Hereinafter, the wheel shaft torque correction amount calculation unit 214, the estimated vehicle weight calculation unit 231, the vehicle weight ratio calculation unit 241, and the correction injection amount calculation unit 251 are referred to as a correction injection amount generation unit 71.
[2. processing]
Next, the process of the corrected injection amount generation unit 71 in the microcomputer 21 will be described. The corrected injection amount generation unit 71 repeatedly calculates the corrected injection amount Qc by repeatedly executing the procedure shown in FIG. 3 at a predetermined update period. In the following description, when the subject is omitted, the CPU 61 of the microcomputer 21 is the subject.

  First, in step (hereinafter simply referred to as “S”) 10, various sensor output signals are acquired. Specifically, a crank angle signal, a vehicle speed signal, an accelerator signal, a road gradient signal, a clutch signal, a gear ratio specifying signal, and the like are acquired.
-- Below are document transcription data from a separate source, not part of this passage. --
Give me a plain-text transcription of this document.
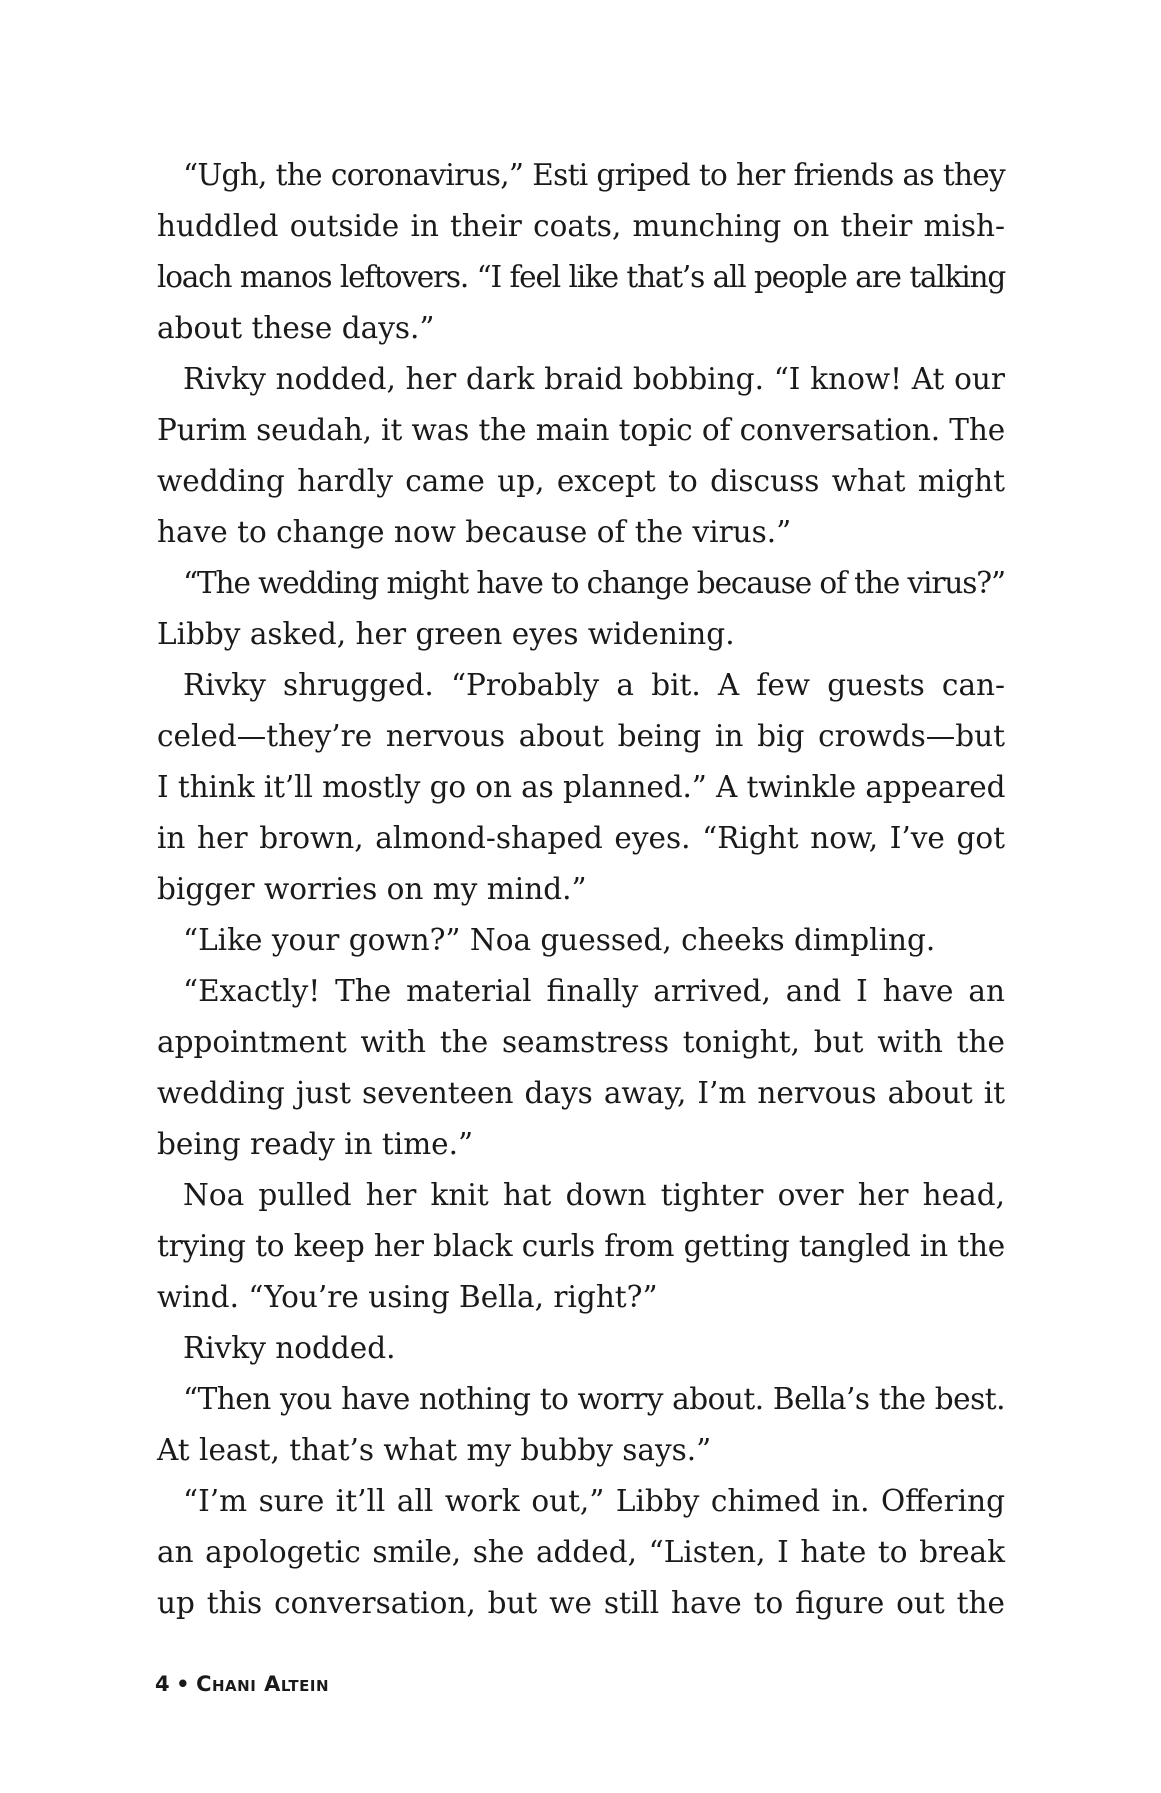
“Ugh, the coronavirus,” Esti griped to her friends as they
huddled outside in their coats, munching on their mish-
loach manos leftovers. “I feel like that’s all people are talking
about these days.”
Rivky nodded, her dark braid bobbing. “I know! At our
Purim seudah, it was the main topic of conversation. The
wedding hardly came up, except to discuss what might
have to change now because of the virus.”
“The wedding might have to change because of the virus?”
Libby asked, her green eyes widening.
Rivky shrugged. “Probably a bit. A few guests can-
celed—they’re nervous about being in big crowds—but
I think it’ll mostly go on as planned.” A twinkle appeared
in her brown, almond-shaped eyes. “Right now, I’ve got
bigger worries on my mind.”
“Like your gown?” Noa guessed, cheeks dimpling.
“Exactly! The material finally arrived, and I have an
appointment with the seamstress tonight, but with the
wedding just seventeen days away, I’m nervous about it
being ready in time.”
Noa pulled her knit hat down tighter over her head,
trying to keep her black curls from getting tangled in the
wind. “You’re using Bella, right?”
Rivky nodded.
“Then you have nothing to worry about. Bella’s the best.
At least, that’s what my bubby says.”
“I’m sure it’ll all work out,” Libby chimed in. Offering
an apologetic smile, she added, “Listen, I hate to break
up this conversation, but we still have to figure out the
4 • Chani Altein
Next, in S20, it is determined whether or not it is a start time. Specifically, the current calculated vehicle speed V _i based on the vehicle speed sensor signal acquired in S10, immediately before update cycle is based on the vehicle speed sensor signal acquired in one cycle previous (past recent) S10 vehicle speed V _{i -1} is calculated. When the immediately preceding vehicle speed V _i-1 is 0 and the current vehicle speed V _i is greater than 0, it is determined that the vehicle is starting. If it is a start time, the process proceeds to S30, and if it is not a start time, the process proceeds to S70.

  In continuing S30, it is judged whether it is not at the time of a brake. Specifically, when it is detected that the clutch pedal 36 is not operated (CLOSE state) based on the clutch signal, it is determined that it is not during braking. If it is not during braking, the process proceeds to S40, and if it is during braking, the process proceeds to S70.

Next, in S40, it is determined whether or not the vehicle 1 is slipping. Specifically, the rotational speed is the driving wheel speed V _w of the wheels 11 and 12 is a drive wheel is calculated based on the engine rotational speed NE, the drive wheels now with respect to the vehicle speed V _i is calculated based on the vehicle speed sensor signal A slip coefficient (V _w / V _i ) which is a ratio of the rotational speed V _w is calculated. When the slip coefficient is equal to or less than a predetermined slip threshold Th _v, it is determined that the vehicle 1 is not slipping. If the vehicle 1 is not slipping, the process proceeds to S50, and if the vehicle 1 is slipping, the process proceeds to S70.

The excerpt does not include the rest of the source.